White also was the No. 1 choice in the full/intermediate and sport-utility/truck/van categories, while silver headed the sport/compact list. "Bright red," as in little red sports car, finished seventh.
Those top choices may indicate a disturbing psychological trend: blandness. It may not be "your father's Oldsmobile," but it sure is colored like it.
This 'n that
Enrich your vocabulary—A press release from Castrol North America's automotive division provided a couple words we can't wait to use to impress friends (both of them).
The company said its new "Castrol Super Clean" product contains an ingredient that is both hydrophilic (water loving) and lipophilic (oil loving). So you can be as clean—or dirty—as you want to be.|.|.|at the same time?
New word for a "medical condition"—Continuing in that vein, perhaps some of you know persons who are tirephiliacs (we just made that up). Or maybe you yourself are one. (Do you have an attraction to tires?) Sad to say, there is no known cure.
Separated at birth?—Check out the photos of Nissan Motor Co.'s COO, Carlos Ghosn, and Ford Motor Co. CEO Jac Nasser.
The Brazilian-born Mr. Ghosn is a former Michelin North America Inc. exec who's become almost legendary at the car company for his cost-cutting. He looks enough like Mr. Nasser, who's of Lebanese-Australian descent, that if they ever end up at the same company, it might become easier to blame "the other guy." At least it usually worked for Patty Duke in her long-ago TV show about "identical cousins."
The `Tattler'—At first glance, it looked like the front page of one of those tawdry tabloids.
A recent Cleveland Plain Dealer automotive classified ads section displayed the screaming headline: "Breakup shocker! Man dumps faithful 25-year companion for topless model," alongside a picture of a smiling young couple in happier times posing by their 1975 Datsun.
The pseudo-scandal sheet was, in actuality, a teaser about how "Devilish Dale" finally traded in his car "for a brand new ragtop." And to think we perused the entire section looking for candids of his new "model" and all we found were pictures of cars. What a letdown.

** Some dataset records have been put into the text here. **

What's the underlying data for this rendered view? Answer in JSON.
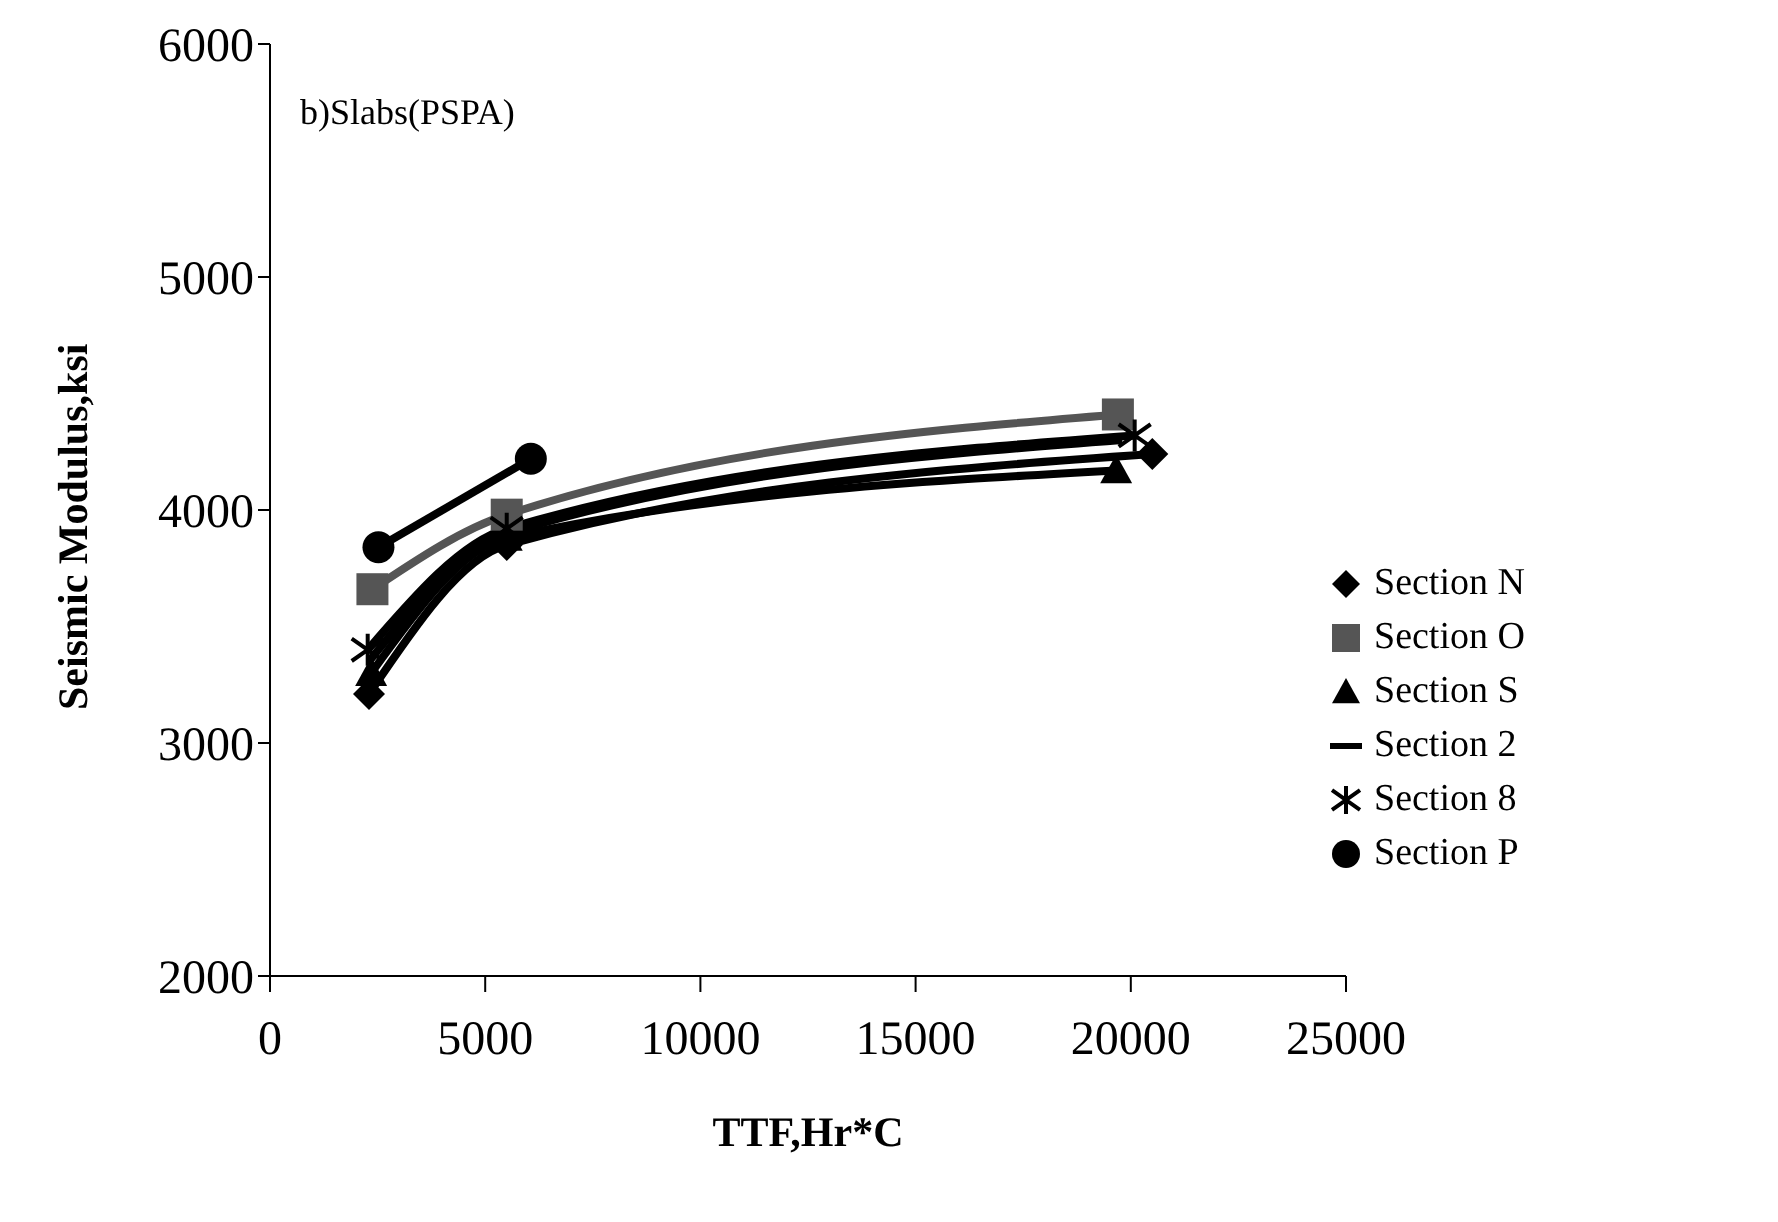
{
  "chart_data": {
    "type": "line",
    "xlabel": "TTF,Hr*C",
    "ylabel": "Seismic Modulus,ksi",
    "annotations": [
      "b)Slabs(PSPA)"
    ],
    "xlim": [
      0,
      25000
    ],
    "xticks": [
      0,
      5000,
      10000,
      15000,
      20000,
      25000
    ],
    "ylim": [
      2000,
      6000
    ],
    "yticks": [
      2000,
      3000,
      4000,
      5000,
      6000
    ],
    "grid": false,
    "legend": "right",
    "line_style": "solid",
    "series": [
      {
        "name": "Section N",
        "color": "#000000",
        "marker": "diamond",
        "x": [
          2300,
          5500,
          20500
        ],
        "values": [
          3210,
          3850,
          4240
        ]
      },
      {
        "name": "Section O",
        "color": "#555555",
        "marker": "square",
        "x": [
          2380,
          5500,
          19700
        ],
        "values": [
          3660,
          3980,
          4410
        ]
      },
      {
        "name": "Section S",
        "color": "#000000",
        "marker": "triangle",
        "x": [
          2350,
          5500,
          19660
        ],
        "values": [
          3300,
          3880,
          4170
        ]
      },
      {
        "name": "Section 2",
        "color": "#000000",
        "marker": "none",
        "x": [
          2300,
          5500,
          19800
        ],
        "values": [
          3350,
          3900,
          4300
        ]
      },
      {
        "name": "Section 8",
        "color": "#000000",
        "marker": "cross",
        "x": [
          2270,
          5500,
          20090
        ],
        "values": [
          3400,
          3920,
          4320
        ]
      },
      {
        "name": "Section P",
        "color": "#000000",
        "marker": "circle",
        "x": [
          2520,
          6060
        ],
        "values": [
          3840,
          4220
        ]
      }
    ]
  }
}
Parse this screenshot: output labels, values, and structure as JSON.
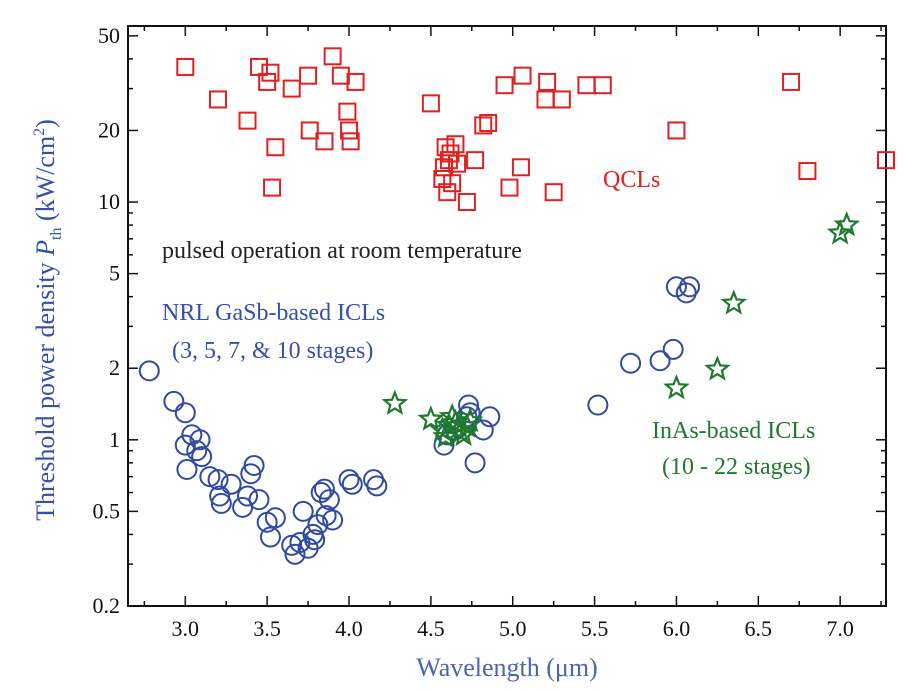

You want an oil change with that?—Perhaps taking a cue from the automotive service industry, an osteopath in Wallingford, Vt., told National Public Radio that she has put up a price board in her office with "Parts and Labor" differentiated.
She said patients in her acute care practice seem to like it. By the way, she charges by the minute. OK, all you "Dr. Crankshafts" out there.|.|.|don your white lab coats, grab your engine analyzer stethoscopes and start your engines.
"Tonight Show" host Jay Leno had a little fun at the expense of an Akron "institution" recently.
During a segment on so-called "Truth in Labeling," he referred to the mode of transportation six-year-old Cuban exile Elian Gonzalez used when found floating off Miami.
Showing a picture of a Goodyear inner tube, Jay said new government guidelines have forced the tire maker to use the product's "real" name: "Elian America Cruise Lines." And, to paraphrase Jerry Garcia, "What a long, strange trip" that's been.